Diante da vertigem e do abismo entre o que esperava aos sete e o que de fato aconteceu, percebo que a frustração é superestimada. Complicado é definir como as coisas deveriam ser e, ao mesmo tempo, nos acharmos capazes dessas suposições.

O fato é que sabemos muito pouco do que nos faz feliz de verdade. Descobrimos apenas depois que acontece. Somos lentos.

Por mais absurdo o raciocínio, fazemos isso o tempo inteiro: prevemos como deveria ser o casamento, como os filhos deveriam se comportar, como nosso corpo deveria estar. Embora essa seja justamente a gênese da frustração, parece que vocação é linha reta. Não mudar de ideia. Confundimos sonho com obsessão.
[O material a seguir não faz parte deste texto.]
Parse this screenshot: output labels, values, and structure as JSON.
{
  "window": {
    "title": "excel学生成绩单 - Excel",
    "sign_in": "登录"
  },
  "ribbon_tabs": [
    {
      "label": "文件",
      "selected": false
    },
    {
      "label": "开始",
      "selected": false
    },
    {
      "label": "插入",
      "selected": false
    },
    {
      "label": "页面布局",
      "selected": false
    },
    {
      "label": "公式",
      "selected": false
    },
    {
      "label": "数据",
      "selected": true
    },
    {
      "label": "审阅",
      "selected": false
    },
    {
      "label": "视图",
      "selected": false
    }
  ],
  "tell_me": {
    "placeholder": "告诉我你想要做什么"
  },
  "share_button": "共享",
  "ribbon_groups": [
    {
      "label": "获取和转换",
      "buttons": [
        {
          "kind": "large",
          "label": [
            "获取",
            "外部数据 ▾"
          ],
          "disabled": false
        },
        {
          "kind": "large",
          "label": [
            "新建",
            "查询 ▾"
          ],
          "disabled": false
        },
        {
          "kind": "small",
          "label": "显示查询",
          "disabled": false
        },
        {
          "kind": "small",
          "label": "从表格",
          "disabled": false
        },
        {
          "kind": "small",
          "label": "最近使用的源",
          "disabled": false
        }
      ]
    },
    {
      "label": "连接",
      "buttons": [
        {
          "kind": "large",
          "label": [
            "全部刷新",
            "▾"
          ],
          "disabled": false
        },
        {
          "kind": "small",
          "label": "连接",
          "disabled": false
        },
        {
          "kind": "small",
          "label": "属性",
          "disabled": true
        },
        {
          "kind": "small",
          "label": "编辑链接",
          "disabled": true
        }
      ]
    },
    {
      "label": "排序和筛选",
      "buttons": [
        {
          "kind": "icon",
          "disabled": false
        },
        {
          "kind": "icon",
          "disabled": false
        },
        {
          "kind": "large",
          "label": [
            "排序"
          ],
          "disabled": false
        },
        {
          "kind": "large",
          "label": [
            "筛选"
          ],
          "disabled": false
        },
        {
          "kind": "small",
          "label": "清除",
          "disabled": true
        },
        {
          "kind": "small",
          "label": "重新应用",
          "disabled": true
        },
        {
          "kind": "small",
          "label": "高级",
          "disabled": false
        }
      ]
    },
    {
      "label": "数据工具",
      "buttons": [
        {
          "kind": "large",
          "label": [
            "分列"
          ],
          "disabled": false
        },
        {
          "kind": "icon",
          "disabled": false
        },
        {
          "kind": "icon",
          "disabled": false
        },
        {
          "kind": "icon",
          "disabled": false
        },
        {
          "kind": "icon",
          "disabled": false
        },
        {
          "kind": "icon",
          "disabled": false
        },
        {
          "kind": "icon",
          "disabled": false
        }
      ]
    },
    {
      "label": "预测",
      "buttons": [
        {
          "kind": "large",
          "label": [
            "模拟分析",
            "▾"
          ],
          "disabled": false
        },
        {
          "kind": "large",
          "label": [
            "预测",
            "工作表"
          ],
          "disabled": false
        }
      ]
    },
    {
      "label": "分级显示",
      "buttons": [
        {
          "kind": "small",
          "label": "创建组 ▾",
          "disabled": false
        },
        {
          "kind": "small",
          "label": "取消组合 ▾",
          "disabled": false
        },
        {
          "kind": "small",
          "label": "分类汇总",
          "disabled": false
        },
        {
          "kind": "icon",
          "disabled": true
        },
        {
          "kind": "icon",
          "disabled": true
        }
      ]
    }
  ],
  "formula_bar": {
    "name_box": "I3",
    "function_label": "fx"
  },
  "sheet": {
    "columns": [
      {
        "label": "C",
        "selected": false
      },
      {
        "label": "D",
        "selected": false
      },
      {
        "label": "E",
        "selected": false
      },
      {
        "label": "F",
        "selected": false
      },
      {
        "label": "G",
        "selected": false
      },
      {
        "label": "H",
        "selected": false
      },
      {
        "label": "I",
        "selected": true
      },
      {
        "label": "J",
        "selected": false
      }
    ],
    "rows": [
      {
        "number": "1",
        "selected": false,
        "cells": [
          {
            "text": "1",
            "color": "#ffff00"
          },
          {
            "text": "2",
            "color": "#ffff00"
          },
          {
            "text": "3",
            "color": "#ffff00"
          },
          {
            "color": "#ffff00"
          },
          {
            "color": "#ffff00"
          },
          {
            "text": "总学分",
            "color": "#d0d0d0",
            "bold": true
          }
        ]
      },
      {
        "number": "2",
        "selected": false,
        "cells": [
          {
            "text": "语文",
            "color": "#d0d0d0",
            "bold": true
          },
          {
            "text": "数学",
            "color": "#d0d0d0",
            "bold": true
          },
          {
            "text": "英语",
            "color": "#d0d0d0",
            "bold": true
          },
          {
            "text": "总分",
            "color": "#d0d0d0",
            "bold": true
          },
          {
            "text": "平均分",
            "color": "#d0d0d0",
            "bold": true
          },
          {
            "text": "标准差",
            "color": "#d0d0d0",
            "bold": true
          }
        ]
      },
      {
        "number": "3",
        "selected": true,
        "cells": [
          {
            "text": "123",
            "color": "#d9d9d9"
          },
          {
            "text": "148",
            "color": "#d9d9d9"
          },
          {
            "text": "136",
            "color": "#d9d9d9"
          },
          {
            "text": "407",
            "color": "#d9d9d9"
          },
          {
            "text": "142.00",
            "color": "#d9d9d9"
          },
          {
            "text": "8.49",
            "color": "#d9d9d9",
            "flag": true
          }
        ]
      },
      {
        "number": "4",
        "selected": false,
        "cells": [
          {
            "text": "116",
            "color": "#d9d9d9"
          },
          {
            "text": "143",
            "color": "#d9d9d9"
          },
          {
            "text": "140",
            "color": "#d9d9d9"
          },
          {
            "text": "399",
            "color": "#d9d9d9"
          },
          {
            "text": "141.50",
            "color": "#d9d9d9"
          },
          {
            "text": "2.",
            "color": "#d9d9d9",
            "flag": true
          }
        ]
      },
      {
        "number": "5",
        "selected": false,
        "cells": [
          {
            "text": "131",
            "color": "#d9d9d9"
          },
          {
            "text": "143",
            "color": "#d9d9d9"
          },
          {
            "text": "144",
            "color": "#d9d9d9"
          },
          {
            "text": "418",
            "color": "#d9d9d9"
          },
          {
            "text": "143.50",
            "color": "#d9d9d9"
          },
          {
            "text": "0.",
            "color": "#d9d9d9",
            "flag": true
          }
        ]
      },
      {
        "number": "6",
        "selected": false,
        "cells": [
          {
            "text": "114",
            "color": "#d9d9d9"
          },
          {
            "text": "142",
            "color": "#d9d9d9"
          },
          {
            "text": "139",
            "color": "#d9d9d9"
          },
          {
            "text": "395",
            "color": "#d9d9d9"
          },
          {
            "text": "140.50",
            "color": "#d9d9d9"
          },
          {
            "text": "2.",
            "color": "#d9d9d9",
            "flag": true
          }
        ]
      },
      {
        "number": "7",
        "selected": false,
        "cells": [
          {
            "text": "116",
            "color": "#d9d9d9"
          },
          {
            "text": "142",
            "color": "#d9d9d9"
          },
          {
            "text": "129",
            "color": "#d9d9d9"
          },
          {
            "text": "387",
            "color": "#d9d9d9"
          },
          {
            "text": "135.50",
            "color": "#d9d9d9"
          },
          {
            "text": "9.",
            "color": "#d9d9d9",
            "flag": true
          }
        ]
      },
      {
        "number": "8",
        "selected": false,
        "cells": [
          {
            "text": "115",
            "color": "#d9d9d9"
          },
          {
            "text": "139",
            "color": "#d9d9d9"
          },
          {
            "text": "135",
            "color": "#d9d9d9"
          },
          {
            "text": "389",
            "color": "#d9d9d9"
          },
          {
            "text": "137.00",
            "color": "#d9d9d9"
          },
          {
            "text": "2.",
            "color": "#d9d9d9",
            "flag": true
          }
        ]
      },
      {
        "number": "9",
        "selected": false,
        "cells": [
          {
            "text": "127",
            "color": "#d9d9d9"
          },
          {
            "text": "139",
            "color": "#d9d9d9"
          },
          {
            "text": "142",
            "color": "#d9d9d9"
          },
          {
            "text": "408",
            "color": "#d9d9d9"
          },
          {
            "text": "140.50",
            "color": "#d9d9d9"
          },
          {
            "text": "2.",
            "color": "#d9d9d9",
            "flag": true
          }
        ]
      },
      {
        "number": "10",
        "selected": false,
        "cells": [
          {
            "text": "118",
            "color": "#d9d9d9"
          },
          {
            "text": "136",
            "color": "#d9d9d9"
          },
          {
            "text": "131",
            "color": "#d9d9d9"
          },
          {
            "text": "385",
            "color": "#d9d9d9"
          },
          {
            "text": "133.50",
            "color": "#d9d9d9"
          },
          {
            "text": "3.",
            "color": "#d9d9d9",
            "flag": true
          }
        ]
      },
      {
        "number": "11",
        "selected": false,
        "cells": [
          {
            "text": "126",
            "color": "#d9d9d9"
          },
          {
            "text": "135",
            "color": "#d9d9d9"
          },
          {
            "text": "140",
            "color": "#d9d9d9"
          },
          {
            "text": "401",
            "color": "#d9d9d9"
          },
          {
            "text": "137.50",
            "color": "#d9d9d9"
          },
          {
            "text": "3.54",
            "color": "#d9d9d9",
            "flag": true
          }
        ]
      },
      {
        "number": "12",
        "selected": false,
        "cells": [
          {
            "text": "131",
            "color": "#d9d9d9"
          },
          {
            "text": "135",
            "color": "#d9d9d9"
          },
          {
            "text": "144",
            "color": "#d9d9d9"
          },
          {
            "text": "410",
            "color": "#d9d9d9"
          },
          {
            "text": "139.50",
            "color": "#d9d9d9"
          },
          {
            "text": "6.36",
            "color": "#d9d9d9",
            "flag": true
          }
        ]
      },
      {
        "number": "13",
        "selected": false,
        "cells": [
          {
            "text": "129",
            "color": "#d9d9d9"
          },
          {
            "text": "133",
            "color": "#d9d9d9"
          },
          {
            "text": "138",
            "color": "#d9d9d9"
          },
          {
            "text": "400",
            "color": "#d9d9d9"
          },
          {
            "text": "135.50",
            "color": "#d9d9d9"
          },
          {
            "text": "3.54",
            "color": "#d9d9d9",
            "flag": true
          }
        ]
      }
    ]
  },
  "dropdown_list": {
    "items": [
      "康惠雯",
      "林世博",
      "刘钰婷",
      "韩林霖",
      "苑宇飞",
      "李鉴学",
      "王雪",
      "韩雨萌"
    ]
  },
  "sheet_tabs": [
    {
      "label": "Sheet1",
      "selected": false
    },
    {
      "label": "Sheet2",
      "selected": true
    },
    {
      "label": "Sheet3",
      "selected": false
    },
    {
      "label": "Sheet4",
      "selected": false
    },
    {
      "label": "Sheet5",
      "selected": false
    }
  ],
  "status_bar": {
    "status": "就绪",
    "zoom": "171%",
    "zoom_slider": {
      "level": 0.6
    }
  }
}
Felicidade consistiria em seguir sempre com algo que desejávamos lá atrás e não alterar o caminho sob hipótese nenhuma para mostrar coerência. Coerência é aceitar a transformação, não se fixar em credos.

Não há motivo para lamentar. Não posso apagar a infância. Fui realmente bancária e estilista aos sete anos. Para quê outra vida se posso toda hora mudar a minha?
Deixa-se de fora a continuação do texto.